In a way, you are right: God is “unnecessary”. We can truly worship Him for Who He is only when we understand that our fidelity towards Him must be offered apart from His relevance in our lives. He is not to be employed as some concierge at a hotel lobby awaiting our bidding. His existence is a priori, independent of human experience and belief. Our denial of Him does not diminish Him any more than our worship of Him renders Him larger or greater than He already is.
While it is understandable why a term like "dogmatic" is perceived to be vulgar in a contemporary world that exalts independent and open-ended intellectual enquiry, religion is dogmatic because it deals with the higher science of not just that which is seen, but also that which is unseen. Such matters are one of revelation to which we begin by submitting our feeble intellect and will, subsequently devoting our scholarly labours to strive for a greater recognition and understanding of that which has been revealed. The faith community’s role is merely to recognise that which has been revealed, not to dictate what is true or false. But the Church acknowledges that science has its role in explaining the material world. We would happily agree with you that science and faith are not and should not be opposed to each other. In the same breath, we would also contend that science has severe limitations in its attempts to explain the world in the absence of a Divine Creator. I do not wish to go into greater specificities by dwelling on theories such as the Uncaused Cause or the Argument by Design because you have not done so in your article. Hence, I will not go beyond mentioning that even science itself, in wanting to be true to its inherent nature, is predicated upon a resignation that there are things it cannot explain. Where then do you turn to for an explanation on issues of life and existence that empiricism can never adequately explain? We all turn to the lower sciences to explain phenomena in life that can be observed, measured and predicted, but such activity offers no explanations to some equally, if not more, crucial and unobservable dimensions of life. The science of which you have spoken in your article is but a lower and paler derivation of its ultimate master: revelation.

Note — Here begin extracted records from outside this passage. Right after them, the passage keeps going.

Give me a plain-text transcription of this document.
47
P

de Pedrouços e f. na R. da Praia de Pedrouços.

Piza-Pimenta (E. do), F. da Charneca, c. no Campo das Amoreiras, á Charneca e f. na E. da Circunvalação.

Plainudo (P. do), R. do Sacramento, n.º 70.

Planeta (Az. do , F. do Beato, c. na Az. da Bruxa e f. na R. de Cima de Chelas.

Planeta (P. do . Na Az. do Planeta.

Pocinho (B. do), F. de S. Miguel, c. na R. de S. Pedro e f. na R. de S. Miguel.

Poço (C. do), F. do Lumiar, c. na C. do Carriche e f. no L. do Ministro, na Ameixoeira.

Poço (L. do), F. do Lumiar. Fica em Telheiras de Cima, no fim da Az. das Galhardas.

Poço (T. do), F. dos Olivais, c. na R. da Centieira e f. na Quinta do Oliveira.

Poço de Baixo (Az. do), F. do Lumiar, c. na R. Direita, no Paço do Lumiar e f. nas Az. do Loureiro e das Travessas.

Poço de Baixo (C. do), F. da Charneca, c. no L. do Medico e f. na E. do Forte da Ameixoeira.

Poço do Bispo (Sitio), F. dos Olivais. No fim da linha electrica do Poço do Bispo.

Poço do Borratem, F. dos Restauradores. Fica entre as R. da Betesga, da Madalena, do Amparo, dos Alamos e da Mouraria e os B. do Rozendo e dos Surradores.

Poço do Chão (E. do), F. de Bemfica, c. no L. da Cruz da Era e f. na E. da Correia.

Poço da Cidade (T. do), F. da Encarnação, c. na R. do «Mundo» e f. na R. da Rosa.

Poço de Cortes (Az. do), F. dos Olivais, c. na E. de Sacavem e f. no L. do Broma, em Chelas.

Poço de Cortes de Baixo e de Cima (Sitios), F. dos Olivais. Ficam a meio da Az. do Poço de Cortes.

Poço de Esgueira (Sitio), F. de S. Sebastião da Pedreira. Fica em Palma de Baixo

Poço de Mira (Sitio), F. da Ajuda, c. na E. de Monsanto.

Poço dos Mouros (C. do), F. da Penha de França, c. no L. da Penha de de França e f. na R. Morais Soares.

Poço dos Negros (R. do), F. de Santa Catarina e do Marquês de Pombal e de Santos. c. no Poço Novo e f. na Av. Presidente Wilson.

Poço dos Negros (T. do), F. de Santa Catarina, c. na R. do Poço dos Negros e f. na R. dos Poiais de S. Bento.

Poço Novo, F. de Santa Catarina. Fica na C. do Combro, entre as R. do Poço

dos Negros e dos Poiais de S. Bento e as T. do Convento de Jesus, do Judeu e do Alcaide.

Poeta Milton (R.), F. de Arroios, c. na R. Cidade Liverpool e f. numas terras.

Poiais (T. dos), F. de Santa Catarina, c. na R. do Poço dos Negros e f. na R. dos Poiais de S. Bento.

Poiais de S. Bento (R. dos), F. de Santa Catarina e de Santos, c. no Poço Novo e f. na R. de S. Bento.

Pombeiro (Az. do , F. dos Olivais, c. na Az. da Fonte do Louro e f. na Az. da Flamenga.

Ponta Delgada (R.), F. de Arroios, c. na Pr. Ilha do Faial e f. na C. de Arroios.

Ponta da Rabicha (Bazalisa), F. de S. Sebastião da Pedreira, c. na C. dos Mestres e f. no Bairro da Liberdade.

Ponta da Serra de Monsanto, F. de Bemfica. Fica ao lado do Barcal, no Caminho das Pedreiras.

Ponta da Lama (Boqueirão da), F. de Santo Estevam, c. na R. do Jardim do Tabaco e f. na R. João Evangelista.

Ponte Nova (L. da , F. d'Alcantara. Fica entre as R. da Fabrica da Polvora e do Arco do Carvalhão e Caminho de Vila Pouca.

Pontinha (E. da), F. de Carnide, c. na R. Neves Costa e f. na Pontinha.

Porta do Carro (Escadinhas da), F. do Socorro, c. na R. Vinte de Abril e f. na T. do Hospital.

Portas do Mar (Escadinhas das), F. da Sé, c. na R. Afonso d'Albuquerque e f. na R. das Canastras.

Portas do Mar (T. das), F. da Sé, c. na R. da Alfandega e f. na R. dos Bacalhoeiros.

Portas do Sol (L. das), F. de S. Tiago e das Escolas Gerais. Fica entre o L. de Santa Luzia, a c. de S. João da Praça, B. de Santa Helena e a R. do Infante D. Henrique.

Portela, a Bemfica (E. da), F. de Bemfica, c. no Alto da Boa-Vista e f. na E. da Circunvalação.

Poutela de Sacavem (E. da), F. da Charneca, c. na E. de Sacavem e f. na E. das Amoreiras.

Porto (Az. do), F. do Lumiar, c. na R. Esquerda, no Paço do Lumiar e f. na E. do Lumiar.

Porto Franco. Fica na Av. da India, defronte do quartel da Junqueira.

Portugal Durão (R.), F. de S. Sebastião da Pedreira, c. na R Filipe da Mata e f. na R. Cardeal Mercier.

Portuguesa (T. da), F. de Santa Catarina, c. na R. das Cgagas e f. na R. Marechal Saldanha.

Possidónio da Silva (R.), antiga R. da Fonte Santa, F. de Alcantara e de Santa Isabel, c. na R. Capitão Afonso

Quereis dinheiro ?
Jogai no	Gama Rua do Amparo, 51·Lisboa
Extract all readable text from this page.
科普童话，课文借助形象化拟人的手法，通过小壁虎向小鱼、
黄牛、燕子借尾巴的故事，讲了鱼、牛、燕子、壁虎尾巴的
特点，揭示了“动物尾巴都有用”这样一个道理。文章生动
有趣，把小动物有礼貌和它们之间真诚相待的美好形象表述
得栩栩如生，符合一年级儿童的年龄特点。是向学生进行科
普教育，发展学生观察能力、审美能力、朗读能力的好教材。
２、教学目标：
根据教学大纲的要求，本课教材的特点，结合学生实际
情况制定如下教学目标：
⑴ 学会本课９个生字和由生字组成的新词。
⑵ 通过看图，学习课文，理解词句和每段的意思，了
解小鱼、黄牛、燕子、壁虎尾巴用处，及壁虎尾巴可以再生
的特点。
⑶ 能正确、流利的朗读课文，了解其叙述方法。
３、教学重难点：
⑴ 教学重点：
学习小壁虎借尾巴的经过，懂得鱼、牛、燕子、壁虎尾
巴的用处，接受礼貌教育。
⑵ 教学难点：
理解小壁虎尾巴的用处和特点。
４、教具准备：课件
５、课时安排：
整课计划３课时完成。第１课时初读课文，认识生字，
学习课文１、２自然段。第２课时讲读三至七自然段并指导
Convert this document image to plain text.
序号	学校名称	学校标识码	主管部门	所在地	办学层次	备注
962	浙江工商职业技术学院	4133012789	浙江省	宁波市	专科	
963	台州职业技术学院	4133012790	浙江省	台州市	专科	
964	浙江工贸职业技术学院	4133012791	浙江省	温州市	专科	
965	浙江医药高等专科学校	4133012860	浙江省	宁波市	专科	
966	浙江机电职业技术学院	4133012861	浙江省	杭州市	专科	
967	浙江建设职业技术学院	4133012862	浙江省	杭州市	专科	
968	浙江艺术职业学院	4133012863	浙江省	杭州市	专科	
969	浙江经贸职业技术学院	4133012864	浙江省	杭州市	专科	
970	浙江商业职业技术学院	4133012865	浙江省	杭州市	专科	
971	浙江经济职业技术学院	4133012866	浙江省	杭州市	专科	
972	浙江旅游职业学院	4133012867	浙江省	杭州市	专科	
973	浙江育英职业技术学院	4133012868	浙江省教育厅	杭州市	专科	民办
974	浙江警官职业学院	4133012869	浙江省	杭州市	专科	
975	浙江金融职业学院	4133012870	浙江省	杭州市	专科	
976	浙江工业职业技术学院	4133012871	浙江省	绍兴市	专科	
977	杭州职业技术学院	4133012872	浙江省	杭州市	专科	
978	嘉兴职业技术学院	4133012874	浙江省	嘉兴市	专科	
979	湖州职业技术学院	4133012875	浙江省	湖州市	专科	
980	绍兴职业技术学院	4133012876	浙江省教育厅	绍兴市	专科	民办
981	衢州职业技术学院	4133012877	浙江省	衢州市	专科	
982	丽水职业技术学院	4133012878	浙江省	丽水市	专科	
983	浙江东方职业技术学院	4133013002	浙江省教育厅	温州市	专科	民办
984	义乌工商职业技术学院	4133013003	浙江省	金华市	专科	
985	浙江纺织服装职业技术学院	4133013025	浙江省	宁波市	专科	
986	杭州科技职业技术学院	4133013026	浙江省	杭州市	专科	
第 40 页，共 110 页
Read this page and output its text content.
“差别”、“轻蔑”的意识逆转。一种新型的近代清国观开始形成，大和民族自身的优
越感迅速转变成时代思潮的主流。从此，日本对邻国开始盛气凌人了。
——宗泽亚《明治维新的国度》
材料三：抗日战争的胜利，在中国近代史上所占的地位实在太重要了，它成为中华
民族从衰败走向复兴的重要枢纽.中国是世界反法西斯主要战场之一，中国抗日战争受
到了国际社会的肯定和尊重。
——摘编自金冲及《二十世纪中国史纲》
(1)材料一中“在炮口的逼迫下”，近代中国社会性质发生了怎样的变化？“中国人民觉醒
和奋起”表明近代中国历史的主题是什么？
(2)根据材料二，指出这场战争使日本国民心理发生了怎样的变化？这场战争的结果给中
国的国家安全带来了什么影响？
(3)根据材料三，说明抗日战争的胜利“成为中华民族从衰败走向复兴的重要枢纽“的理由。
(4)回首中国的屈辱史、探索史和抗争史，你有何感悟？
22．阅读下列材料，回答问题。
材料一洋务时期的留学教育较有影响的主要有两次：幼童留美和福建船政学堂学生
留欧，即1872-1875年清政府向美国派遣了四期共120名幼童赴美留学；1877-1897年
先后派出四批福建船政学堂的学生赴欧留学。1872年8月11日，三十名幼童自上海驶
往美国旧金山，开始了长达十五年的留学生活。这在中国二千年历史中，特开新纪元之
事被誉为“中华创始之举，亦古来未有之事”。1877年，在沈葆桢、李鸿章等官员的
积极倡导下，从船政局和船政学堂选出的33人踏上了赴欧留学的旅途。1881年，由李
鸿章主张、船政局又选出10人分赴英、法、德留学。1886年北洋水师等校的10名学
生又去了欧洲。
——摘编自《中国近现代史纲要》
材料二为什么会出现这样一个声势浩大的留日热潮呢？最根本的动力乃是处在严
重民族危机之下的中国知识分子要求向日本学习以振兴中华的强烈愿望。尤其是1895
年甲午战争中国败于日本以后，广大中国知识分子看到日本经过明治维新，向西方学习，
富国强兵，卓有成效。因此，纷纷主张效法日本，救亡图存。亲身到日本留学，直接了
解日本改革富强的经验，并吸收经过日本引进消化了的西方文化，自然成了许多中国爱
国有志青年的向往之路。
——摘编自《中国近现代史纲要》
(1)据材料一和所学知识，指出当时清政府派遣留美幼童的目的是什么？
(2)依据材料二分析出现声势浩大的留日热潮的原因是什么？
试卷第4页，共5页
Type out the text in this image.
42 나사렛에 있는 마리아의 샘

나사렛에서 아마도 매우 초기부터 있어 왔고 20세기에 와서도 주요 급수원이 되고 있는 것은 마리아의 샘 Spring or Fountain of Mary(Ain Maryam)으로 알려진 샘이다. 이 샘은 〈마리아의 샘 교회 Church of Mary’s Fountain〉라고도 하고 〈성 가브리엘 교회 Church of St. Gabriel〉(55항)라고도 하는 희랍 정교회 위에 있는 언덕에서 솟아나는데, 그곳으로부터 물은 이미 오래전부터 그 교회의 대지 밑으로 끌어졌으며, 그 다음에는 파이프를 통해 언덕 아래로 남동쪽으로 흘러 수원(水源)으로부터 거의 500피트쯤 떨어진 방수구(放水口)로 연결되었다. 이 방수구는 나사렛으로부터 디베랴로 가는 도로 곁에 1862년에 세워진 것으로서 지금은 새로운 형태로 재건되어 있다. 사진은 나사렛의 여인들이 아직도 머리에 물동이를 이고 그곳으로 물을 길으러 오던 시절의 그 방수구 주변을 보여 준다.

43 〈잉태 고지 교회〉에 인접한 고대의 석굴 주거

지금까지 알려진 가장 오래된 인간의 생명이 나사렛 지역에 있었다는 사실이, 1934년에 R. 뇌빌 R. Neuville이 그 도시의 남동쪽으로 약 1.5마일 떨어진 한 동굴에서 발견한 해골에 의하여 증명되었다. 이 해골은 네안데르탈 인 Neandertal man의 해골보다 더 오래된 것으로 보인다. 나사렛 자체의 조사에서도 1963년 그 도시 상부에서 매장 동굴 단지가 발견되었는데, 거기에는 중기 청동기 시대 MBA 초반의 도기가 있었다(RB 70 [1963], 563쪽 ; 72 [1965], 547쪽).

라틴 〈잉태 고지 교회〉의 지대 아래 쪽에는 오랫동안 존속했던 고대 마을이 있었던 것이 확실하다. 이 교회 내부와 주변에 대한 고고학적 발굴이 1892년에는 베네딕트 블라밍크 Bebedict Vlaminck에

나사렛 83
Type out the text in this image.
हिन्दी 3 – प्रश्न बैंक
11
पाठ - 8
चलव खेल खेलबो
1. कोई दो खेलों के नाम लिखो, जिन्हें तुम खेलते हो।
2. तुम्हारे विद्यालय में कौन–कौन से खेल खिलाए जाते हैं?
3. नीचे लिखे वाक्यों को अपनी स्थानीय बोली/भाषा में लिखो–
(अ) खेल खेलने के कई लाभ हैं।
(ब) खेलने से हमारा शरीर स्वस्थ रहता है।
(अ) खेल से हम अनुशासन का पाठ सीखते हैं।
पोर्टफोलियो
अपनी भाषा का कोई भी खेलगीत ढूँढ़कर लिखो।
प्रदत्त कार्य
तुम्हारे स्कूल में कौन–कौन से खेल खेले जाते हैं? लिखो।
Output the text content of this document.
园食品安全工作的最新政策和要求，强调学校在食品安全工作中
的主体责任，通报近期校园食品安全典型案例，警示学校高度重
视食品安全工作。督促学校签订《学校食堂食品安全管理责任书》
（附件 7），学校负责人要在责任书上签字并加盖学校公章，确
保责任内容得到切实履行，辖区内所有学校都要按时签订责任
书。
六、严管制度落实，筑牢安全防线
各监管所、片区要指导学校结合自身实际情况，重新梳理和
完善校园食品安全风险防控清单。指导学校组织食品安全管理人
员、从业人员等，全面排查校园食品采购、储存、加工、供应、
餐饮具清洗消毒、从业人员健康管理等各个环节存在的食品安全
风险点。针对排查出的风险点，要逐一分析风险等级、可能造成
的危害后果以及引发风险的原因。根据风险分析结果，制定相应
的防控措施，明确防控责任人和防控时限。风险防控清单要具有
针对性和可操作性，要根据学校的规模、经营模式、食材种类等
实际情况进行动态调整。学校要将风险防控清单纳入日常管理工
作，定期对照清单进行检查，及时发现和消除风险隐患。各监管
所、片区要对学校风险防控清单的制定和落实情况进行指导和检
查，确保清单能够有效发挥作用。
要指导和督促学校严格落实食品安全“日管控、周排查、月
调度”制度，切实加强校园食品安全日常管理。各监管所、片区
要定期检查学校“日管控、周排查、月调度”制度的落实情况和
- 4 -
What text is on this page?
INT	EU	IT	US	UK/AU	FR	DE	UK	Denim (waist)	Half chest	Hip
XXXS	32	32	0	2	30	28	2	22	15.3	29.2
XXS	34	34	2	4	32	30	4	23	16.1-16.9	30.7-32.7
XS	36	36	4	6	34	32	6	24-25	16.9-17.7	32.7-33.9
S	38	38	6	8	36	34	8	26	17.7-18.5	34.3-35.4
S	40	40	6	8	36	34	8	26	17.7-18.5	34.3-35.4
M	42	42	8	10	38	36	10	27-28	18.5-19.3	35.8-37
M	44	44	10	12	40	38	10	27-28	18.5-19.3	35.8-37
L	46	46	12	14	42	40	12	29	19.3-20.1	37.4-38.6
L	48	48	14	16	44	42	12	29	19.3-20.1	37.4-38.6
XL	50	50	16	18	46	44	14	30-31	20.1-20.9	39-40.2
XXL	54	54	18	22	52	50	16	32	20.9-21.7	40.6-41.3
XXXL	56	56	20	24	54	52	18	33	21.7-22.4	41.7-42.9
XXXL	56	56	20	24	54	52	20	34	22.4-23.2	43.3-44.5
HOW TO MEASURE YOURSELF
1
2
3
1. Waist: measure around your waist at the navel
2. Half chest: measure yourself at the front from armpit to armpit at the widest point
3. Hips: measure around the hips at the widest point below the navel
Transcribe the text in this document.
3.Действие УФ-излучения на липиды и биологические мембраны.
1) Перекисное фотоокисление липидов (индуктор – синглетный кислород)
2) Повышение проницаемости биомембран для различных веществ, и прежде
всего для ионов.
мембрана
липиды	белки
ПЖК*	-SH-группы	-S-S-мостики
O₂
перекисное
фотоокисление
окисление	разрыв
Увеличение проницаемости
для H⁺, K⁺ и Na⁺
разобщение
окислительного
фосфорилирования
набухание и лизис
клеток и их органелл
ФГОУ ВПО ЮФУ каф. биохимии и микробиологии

In your article, you had also mentioned a plethora of other issues which were purportedly held by the community of Christian believers to which you previously belonged and for which your faith community failed to offer satisfactory answers. These issues include those of gender inequality, sexual purity and abstinence, and theories of creation, among others. Each one of these is, in itself, a vast topic of discussion that deserves dedicated treatment beyond the scope of my reply to your article. At a personal level, I wish you had not given up on your search prematurely, just because your faith community failed to offer you a satisfactory answer, thereby naturally concluding that there was no answer to these real and honest concerns. The failure of a faith community to provide a logically satisfactory response does not naturally indicate the absence of a satisfactory response.
Like you, I can attest to the reality that having faith in God has not always been the most convenient stance to take in the course of my life. But the value of faith and humanity’s reaching out for the Divine does not lie in the expediency of doing so. If anything, this revealed faith has been a source of much inconvenience, and at times, rather senseless suffering for many today and those of the generations past. But we continue to cling on to it tenaciously because we believe that even apart from our allegiance and fidelity, God is still God. After all, faith that can be crafted for the fulfilment of our own purposes and needs is ultimately little more than an expression of narcissistic self-belief and can logically only lead to a senseless form of nihilism. If our material existence is to make any sense at all, we must make ourselves necessarily relevant to the unnecessary God, and not vice versa.